First real README.md

Sc00bz · web-flow · commit b76c3399e8e1 · 2022-08-24T19:47:03.000-05:00
diff --git a/README.md b/README.md
@@ -1,2 +1,68 @@
 # bscrypt
 A cache hard password hash/KDF
+
+## Why Cache Hard
+
+Cache hard algorithms are better than memory hard algorithms at shorter run times.
+Basically cache hard algorithms forces GPUs to use 1/4 to 1/16 of the memory bandwidth because of the large bus width (commonly 256 to 1024 bits).
+Another way to look at it is memory transactions vs bandwidth.
+Also the low latency of L2 cache on CPUs and the 8 parallel look ups let's us make a lot of random reads.
+With memory hard algorithms, there is a point where doubling the memory quarters a GPU attacker's speed.
+There then is a point at which a memory hard algorithm will overtake a cache hard algorithm.
+Cache hard algorithms don't care that GPUs will get ~100% utilization of memory transactions because it's already very limiting.
+
+## Settings
+
+* `m` (`memoryKiB`)
+* `t` (`iterations`)
+* `p` (`parallelism`)
+
+Set `m` to the largest per core cache size.
+For current CPUs, this is L2 cache and commonly 256 KiB, 512 KiB, 1 MiB, or 1.25 MiB per core.
+You shouldn't currently go less than 128 KiB.
+When in doubt use `m=256` (256 KiB).
+
+If doing server side, then set `p` to 1.
+But if you set up a queuing system the set `p` to number of cores or less.
+You may want to benchmark different values of `p` with normal other workloads.
+Too find the best `p`.
+
+Now set `t` to at least `1900000 / (1024 * m * p)`.
+If you want it to be stronger because this is likely a few milliseconds change 1'900'000 to 19'000'000.
+This will limit GPU attackers to <1 KH/s/GPU.
+Which is good for encryption.
+Note that next gen GPUs are launching around November 2022 and these are just bare minimums for `t`.
+I recommend using settings that are at least twice as hard on current hardware to account for future advances.
+Just so you have time to upgrade settings so that old settings are still <10 KH/s/GPU.
+
+### Easy Settings
+Just use `m=256`, `t=80`, `p=1` that should still be good in 2030.
+
+Looking at historical GPU memory transaction rates and using an exponential trend line for AMD it's still good in 2043 and Nvidia it's still good in 2034.
+This assumes GPU cache sizes aren't like 10x higher per SM or whatever by then.
+
+## "Not BLAKE2b"
+
+Not a BLAKE2b mix calculation.
+There is no message and the rotates were changed from 32,24,16,63 to 8,1,16,11,40,32.

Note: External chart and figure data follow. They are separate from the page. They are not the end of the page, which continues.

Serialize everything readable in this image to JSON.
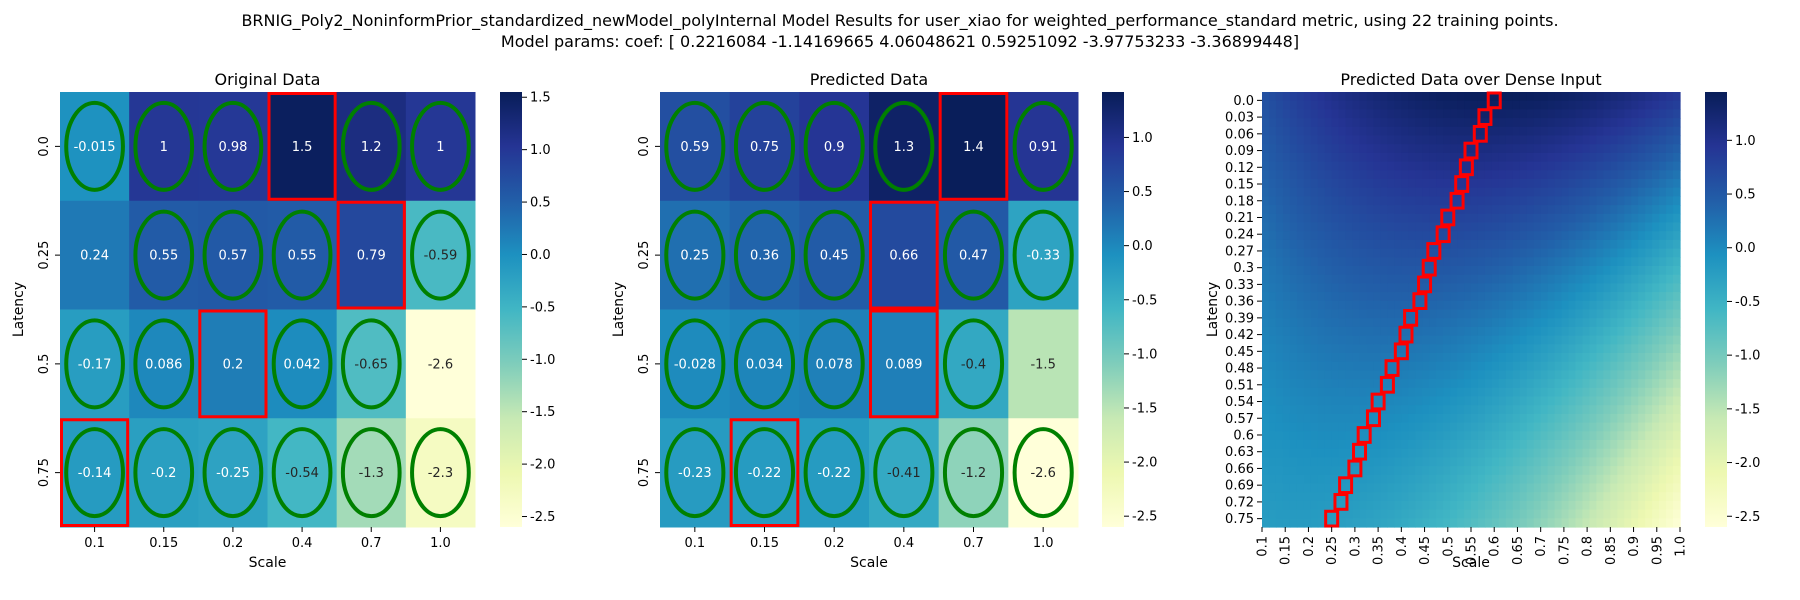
{
  "figure": {
    "title_line1": "BRNIG_Poly2_NoninformPrior_standardized_newModel_polyInternal Model Results for user_xiao for weighted_performance_standard metric, using 22 training points.",
    "title_line2": "Model params: coef: [ 0.2216084  -1.14169665  4.06048621  0.59251092 -3.97753233 -3.36899448]"
  },
  "colors": {
    "colormap": [
      "#ffffd9",
      "#edf8b1",
      "#c7e9b4",
      "#7fcdbb",
      "#41b6c4",
      "#1d91c0",
      "#225ea8",
      "#253494",
      "#081d58"
    ],
    "ellipse_stroke": "#008000",
    "box_stroke": "#ff0000",
    "light_text": "#ffffff",
    "dark_text": "#262626"
  },
  "chart_data": [
    {
      "type": "heatmap",
      "title": "Original Data",
      "xlabel": "Scale",
      "ylabel": "Latency",
      "x": [
        "0.1",
        "0.15",
        "0.2",
        "0.4",
        "0.7",
        "1.0"
      ],
      "y": [
        "0.0",
        "0.25",
        "0.5",
        "0.75"
      ],
      "values": [
        [
          -0.015,
          1,
          0.98,
          1.5,
          1.2,
          1
        ],
        [
          0.24,
          0.55,
          0.57,
          0.55,
          0.79,
          -0.59
        ],
        [
          -0.17,
          0.086,
          0.2,
          0.042,
          -0.65,
          -2.6
        ],
        [
          -0.14,
          -0.2,
          -0.25,
          -0.54,
          -1.3,
          -2.3
        ]
      ],
      "labels": [
        [
          "-0.015",
          "1",
          "0.98",
          "1.5",
          "1.2",
          "1"
        ],
        [
          "0.24",
          "0.55",
          "0.57",
          "0.55",
          "0.79",
          "-0.59"
        ],
        [
          "-0.17",
          "0.086",
          "0.2",
          "0.042",
          "-0.65",
          "-2.6"
        ],
        [
          "-0.14",
          "-0.2",
          "-0.25",
          "-0.54",
          "-1.3",
          "-2.3"
        ]
      ],
      "vmin": -2.6,
      "vmax": 1.55,
      "colorbar_ticks": [
        "1.5",
        "1.0",
        "0.5",
        "0.0",
        "-0.5",
        "-1.0",
        "-1.5",
        "-2.0",
        "-2.5"
      ],
      "ellipses": [
        [
          0,
          0
        ],
        [
          0,
          1
        ],
        [
          0,
          2
        ],
        [
          0,
          4
        ],
        [
          0,
          5
        ],
        [
          1,
          1
        ],
        [
          1,
          2
        ],
        [
          1,
          3
        ],
        [
          1,
          5
        ],
        [
          2,
          0
        ],
        [
          2,
          1
        ],
        [
          2,
          3
        ],
        [
          2,
          4
        ],
        [
          3,
          0
        ],
        [
          3,
          1
        ],
        [
          3,
          2
        ],
        [
          3,
          3
        ],
        [
          3,
          4
        ],
        [
          3,
          5
        ]
      ],
      "boxes": [
        [
          0,
          3
        ],
        [
          1,
          4
        ],
        [
          2,
          2
        ],
        [
          3,
          0
        ]
      ]
    },
    {
      "type": "heatmap",
      "title": "Predicted Data",
      "xlabel": "Scale",
      "ylabel": "Latency",
      "x": [
        "0.1",
        "0.15",
        "0.2",
        "0.4",
        "0.7",
        "1.0"
      ],
      "y": [
        "0.0",
        "0.25",
        "0.5",
        "0.75"
      ],
      "values": [
        [
          0.59,
          0.75,
          0.9,
          1.3,
          1.4,
          0.91
        ],
        [
          0.25,
          0.36,
          0.45,
          0.66,
          0.47,
          -0.33
        ],
        [
          -0.028,
          0.034,
          0.078,
          0.089,
          -0.4,
          -1.5
        ],
        [
          -0.23,
          -0.22,
          -0.22,
          -0.41,
          -1.2,
          -2.6
        ]
      ],
      "labels": [
        [
          "0.59",
          "0.75",
          "0.9",
          "1.3",
          "1.4",
          "0.91"
        ],
        [
          "0.25",
          "0.36",
          "0.45",
          "0.66",
          "0.47",
          "-0.33"
        ],
        [
          "-0.028",
          "0.034",
          "0.078",
          "0.089",
          "-0.4",
          "-1.5"
        ],
        [
          "-0.23",
          "-0.22",
          "-0.22",
          "-0.41",
          "-1.2",
          "-2.6"
        ]
      ],
      "vmin": -2.6,
      "vmax": 1.42,
      "colorbar_ticks": [
        "1.0",
        "0.5",
        "0.0",
        "-0.5",
        "-1.0",
        "-1.5",
        "-2.0",
        "-2.5"
      ],
      "ellipses": [
        [
          0,
          0
        ],
        [
          0,
          1
        ],
        [
          0,
          2
        ],
        [
          0,
          3
        ],
        [
          0,
          5
        ],
        [
          1,
          0
        ],
        [
          1,
          1
        ],
        [
          1,
          2
        ],
        [
          1,
          4
        ],
        [
          1,
          5
        ],
        [
          2,
          0
        ],
        [
          2,
          1
        ],
        [
          2,
          2
        ],
        [
          2,
          4
        ],
        [
          3,
          0
        ],
        [
          3,
          1
        ],
        [
          3,
          2
        ],
        [
          3,
          3
        ],
        [
          3,
          4
        ],
        [
          3,
          5
        ]
      ],
      "boxes": [
        [
          0,
          4
        ],
        [
          1,
          3
        ],
        [
          2,
          3
        ],
        [
          3,
          1
        ]
      ]
    },
    {
      "type": "heatmap",
      "title": "Predicted Data over Dense Input",
      "xlabel": "Scale",
      "ylabel": "Latency",
      "x_range": [
        0.1,
        1.0
      ],
      "y_range": [
        0.0,
        0.75
      ],
      "x_ticks": [
        "0.1",
        "0.15",
        "0.2",
        "0.25",
        "0.3",
        "0.35",
        "0.4",
        "0.45",
        "0.5",
        "0.55",
        "0.6",
        "0.65",
        "0.7",
        "0.75",
        "0.8",
        "0.85",
        "0.9",
        "0.95",
        "1.0"
      ],
      "y_ticks": [
        "0.0",
        "0.03",
        "0.06",
        "0.09",
        "0.12",
        "0.15",
        "0.18",
        "0.21",
        "0.24",
        "0.27",
        "0.3",
        "0.33",
        "0.36",
        "0.39",
        "0.42",
        "0.45",
        "0.48",
        "0.51",
        "0.54",
        "0.57",
        "0.6",
        "0.63",
        "0.66",
        "0.69",
        "0.72",
        "0.75"
      ],
      "coef": [
        0.2216084,
        -1.14169665,
        4.06048621,
        0.59251092,
        -3.97753233,
        -3.36899448
      ],
      "vmin": -2.6,
      "vmax": 1.45,
      "colorbar_ticks": [
        "1.0",
        "0.5",
        "0.0",
        "-0.5",
        "-1.0",
        "-1.5",
        "-2.0",
        "-2.5"
      ],
      "optimal_path": [
        [
          0.0,
          0.6
        ],
        [
          0.03,
          0.58
        ],
        [
          0.06,
          0.57
        ],
        [
          0.09,
          0.55
        ],
        [
          0.12,
          0.54
        ],
        [
          0.15,
          0.53
        ],
        [
          0.18,
          0.52
        ],
        [
          0.21,
          0.5
        ],
        [
          0.24,
          0.49
        ],
        [
          0.27,
          0.47
        ],
        [
          0.3,
          0.46
        ],
        [
          0.33,
          0.45
        ],
        [
          0.36,
          0.44
        ],
        [
          0.39,
          0.42
        ],
        [
          0.42,
          0.41
        ],
        [
          0.45,
          0.4
        ],
        [
          0.48,
          0.38
        ],
        [
          0.51,
          0.37
        ],
        [
          0.54,
          0.35
        ],
        [
          0.57,
          0.34
        ],
        [
          0.6,
          0.32
        ],
        [
          0.63,
          0.31
        ],
        [
          0.66,
          0.3
        ],
        [
          0.69,
          0.28
        ],
        [
          0.72,
          0.27
        ],
        [
          0.75,
          0.25
        ]
      ]
    }
  ]
}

+These were found to give a faster mix by a program that checked 2 any rotates, 3 byte rotates, and a 32 bit rotate.
+This was picked out of several equivalent ones because it looked similar to the "best" 4 rotates.
+These are 8,1,24,32 that are 1 any rotate, 2 byte rotates, and a 32 bit rotate.
+
+Related: https://twitter.com/Sc00bzT/status/1461894336052973573
+
+I went with the 6 rotates because it mixed faster.
+I was going to do either:
+
+* 2 rounds of 6 rotates
+* 3 rounds of 4 rotates
+
+Oh "3 rounds of 4 rotates" has a "coverage" of 87.5% and I believe "2 rounds of 6 rotates" has a "coverage" of 100%.
+I need to check this it's been a almost a year since I looked at the data.
+"Coverage" is the percent of bits from the block that have affected other bits.
+You need 1'024 variables representing the 1'024 bits in the block.
+Each variable has 1'024 bits representing which bit from the block has influenced its value.
+You rotate those and OR them together instead of add and XOR.
+Then count the bits that are set.
+This may not be the best way to check for the best rotates.
+Also addition influences higher bits which this doesn't check for.